E qual foi o resultado disso? Para não ficarmos presos ao passado em preto e branco da Alemanha da década de 1930, basta darmos uma olhada na tragédia em 4k da Venezuela aqui ao lado. Expurgos, expropriações, assassinatos, fome, perseguição, diáspora. Coisas que, uma vez derrubado o regime chavista, infelizmente tendem a criar mais um ciclo de vingança.

Todo o episódio da ascensão e queda de Roberto Alvim, aliás, traz em si um discurso imagético e verbal raivoso, de triunfo heroico. Uma posição de enfrentamento que é quase a confissão de alguém que se vê numa missão divina. A própria presença da Cruz de Lorena, com sua referência à conquista de Jerusalém, é menção a um cristianismo que em algum momento do século XIII decidiu abandonar a redenção por meio da contemplação meditativa para se dedicar à guerra – o que mais tarde viria a fomentar os movimentos nacionalistas.

A vingança e o ressentimento que a fomenta, com bem sabem psicanalistas, historiadores do nazismo e do comunismo, consumidores de alta cultura e até espectadores da novela Avenida Brasil, nunca geram nada de bom. O curioso é ver que a serpente é gestada sempre da mesma forma, com a busca por um ideal de pureza que haverá de melhorar a Humanidade. Não, a semelhança entre o discurso de Alvim e o de Goebbels não foi uma coincidência, como o ex-secretário argumentou. Foi a reprodução de uma mentalidade megalomaníaca que separa o mundo entre melhores e piores. Foi a encenação cafona da sensação de superioridade moral que, infelizmente, ainda acomete muitos dos nossos artistas à esquerda e à direita.
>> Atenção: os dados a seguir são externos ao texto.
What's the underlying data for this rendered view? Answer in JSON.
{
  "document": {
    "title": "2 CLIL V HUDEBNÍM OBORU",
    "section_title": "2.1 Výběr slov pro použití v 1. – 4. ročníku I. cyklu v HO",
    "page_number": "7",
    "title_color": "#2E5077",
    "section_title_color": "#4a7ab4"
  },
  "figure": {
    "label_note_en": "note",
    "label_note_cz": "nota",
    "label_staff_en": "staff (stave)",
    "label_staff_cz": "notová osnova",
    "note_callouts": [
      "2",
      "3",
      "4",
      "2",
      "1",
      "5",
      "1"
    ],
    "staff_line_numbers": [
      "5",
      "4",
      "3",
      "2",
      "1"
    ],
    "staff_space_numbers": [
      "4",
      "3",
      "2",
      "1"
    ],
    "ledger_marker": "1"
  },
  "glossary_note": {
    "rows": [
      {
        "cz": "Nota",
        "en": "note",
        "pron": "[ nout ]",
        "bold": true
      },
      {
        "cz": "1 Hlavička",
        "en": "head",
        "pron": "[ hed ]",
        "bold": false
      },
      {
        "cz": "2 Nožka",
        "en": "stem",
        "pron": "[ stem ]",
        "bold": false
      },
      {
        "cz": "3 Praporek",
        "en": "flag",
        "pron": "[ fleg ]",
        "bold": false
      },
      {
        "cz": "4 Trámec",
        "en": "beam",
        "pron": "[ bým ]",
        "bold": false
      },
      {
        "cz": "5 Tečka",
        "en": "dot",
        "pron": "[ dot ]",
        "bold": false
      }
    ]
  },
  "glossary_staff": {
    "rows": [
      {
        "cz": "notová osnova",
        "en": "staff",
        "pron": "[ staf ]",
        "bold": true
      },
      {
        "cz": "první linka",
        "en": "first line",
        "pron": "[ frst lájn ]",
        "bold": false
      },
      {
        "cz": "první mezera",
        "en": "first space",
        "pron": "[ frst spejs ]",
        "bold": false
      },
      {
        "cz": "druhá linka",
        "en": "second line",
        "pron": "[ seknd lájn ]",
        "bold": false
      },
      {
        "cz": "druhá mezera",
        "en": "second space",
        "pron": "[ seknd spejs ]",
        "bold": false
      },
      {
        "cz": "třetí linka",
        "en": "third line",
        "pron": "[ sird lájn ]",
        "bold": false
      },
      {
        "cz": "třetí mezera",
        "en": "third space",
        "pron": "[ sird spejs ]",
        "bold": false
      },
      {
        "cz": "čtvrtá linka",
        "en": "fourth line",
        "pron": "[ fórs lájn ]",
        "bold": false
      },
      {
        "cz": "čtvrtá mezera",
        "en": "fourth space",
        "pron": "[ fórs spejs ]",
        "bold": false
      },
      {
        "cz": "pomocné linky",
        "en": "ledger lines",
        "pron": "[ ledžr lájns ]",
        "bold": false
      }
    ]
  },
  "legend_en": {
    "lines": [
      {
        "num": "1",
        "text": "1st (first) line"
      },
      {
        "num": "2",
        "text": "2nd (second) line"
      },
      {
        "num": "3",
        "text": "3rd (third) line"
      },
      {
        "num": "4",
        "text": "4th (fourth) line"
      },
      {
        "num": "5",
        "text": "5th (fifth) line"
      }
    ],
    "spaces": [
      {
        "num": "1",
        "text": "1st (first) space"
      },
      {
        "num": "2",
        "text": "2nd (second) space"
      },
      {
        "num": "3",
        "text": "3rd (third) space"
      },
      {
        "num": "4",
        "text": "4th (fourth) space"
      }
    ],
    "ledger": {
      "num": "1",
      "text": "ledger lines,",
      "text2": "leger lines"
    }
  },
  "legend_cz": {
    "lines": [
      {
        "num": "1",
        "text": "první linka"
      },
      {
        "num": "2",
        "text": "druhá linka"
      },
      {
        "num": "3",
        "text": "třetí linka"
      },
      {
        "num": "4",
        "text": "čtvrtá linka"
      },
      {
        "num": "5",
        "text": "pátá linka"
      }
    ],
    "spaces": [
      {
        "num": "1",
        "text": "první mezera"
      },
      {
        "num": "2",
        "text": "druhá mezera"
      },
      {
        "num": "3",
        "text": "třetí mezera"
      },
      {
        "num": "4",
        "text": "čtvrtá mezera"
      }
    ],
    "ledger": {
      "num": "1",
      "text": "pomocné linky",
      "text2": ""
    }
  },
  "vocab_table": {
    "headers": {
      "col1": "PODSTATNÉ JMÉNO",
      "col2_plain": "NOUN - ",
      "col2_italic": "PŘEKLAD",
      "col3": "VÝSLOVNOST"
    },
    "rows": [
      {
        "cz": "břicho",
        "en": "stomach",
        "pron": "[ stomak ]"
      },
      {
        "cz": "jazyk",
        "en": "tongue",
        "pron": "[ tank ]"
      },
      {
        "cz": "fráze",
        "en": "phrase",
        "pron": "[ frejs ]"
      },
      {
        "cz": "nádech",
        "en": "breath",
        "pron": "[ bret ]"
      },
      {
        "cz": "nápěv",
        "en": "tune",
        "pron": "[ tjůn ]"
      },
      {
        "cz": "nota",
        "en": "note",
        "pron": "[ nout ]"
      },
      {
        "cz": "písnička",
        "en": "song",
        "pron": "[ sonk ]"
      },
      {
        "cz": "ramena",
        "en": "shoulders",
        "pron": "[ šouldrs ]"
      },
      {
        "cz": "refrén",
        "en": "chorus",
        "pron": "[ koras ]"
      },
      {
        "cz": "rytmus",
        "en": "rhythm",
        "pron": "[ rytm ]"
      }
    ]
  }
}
Uma vez publicada a demissão no Diário Oficial e depois que os ânimos dos tuiteiros se acalmar, Roberto Alvim bem que podia pedir desculpas e, assim, mostrar que confia na capacidade cristã de perdoar. Mas, a julgar pelo que se ouviu até aqui, é improvável que isso aconteça. Porque em Alvim, assim como em muitos que o cercam, o desejo puro e simples de vingança parece ser maior do que qualquer vontade de se alcançar a redenção por meio da virtude discreta.